Roel nodded in agreement and said, “Oui, the Fates are right. Even so, it seemed a dreadful thing I had done.”

“But necessary,” replied Celeste, yet looking in the direction the Changeling had pointed.

Roel’s gaze followed hers, and he said, “Somewhere yon lies the tower and my sister, perhaps my brothers as well. We must ride, for time grows perilously short.” And so, once again they took up the trek.

Often changing mounts, across the land they hammered, passing o’er hill and riding down through dale and across wide fields, as toward the mountains they raced. Occasionally they stopped at streams to water the horses and feed them rations of grain to keep their strength from flagging. And Celeste and Roel took food and drink themselves to keep their own vigor from falling any further, though fall it did. Even so, after but a brief respite, they would remount and fare onward, heading ever toward the mountains.

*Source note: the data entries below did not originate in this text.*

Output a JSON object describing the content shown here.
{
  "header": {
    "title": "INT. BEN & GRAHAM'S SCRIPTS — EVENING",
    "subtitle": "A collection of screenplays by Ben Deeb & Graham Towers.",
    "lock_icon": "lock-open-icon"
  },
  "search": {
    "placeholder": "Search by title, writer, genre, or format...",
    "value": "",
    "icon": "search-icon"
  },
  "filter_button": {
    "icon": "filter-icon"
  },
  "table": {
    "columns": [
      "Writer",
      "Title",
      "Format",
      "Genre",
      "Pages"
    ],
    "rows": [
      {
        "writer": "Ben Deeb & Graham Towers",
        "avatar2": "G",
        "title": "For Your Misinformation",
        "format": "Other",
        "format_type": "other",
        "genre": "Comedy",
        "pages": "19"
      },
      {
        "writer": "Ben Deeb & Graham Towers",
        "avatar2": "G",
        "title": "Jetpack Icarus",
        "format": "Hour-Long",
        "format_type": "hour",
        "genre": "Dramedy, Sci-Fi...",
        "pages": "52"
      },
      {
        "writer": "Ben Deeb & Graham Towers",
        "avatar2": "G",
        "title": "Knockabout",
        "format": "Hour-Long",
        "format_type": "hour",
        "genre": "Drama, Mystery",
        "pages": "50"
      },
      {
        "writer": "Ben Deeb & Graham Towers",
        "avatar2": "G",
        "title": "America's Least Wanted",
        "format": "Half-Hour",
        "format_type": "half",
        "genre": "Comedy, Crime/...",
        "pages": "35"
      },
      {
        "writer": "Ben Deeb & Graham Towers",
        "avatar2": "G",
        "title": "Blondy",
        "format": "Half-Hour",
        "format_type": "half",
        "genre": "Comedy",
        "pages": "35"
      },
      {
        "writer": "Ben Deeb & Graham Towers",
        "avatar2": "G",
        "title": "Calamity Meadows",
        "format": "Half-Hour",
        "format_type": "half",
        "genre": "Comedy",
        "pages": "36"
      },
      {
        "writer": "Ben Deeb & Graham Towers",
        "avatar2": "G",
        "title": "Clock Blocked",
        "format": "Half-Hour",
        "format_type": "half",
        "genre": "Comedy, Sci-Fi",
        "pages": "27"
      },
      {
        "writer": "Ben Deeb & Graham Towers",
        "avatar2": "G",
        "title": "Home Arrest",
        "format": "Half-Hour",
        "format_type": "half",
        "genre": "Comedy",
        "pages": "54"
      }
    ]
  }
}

And along the course they asked a herdsman the way to the Changeling Lord’s tower, followed a candlemark later by a tinker, and later still by an old lady. Each pointed toward the stormy mountains, and Roel beheaded them every one, and hideous and garish monsters they became and then a gelatinous mucus that dissolved into a dark, foul-smelling liquid that burned the soil as it seeped away.

As the sun set, the mountains seemed no closer, and on galloped Celeste and Roel. Twilight turned into darkness as night pulled its black cloak across the world, and stars emerged, yet there was no moon to light the way. Once more taking great risk by riding swift in the night, the pair hammered on, hooves striking the ground at a trot, a canter, and a gallop.

And candlemarks burned away as on they raced, and it began to drizzle. They pulled up the hoods of their rain gear and sped on, hooves splatting against the wet ground.

They came to the foot of the mountains, and there a road led up into the massifs and crags, up into the raging storm, and a gate stood across the way. An elderly gatekeeper bearing a lantern hobbled out in the pour to ask them their business, and Roel said, “We seek the Lord of the Changelings’ tower.” Lightning flashed and thunder boomed, both riving the air.

“Eh, eh?” The keeper put a hand behind an ear.

“What’s that?”

“The tower of the Changeling Lord, old man,” cried Roel, louder.

“Oh. Up the road.” Slowly shuffling in the wetness, the man opened the gate, and as Roel charged by, he swept the old man’s head off even as the creature began to change into a monstrous Ogreish form.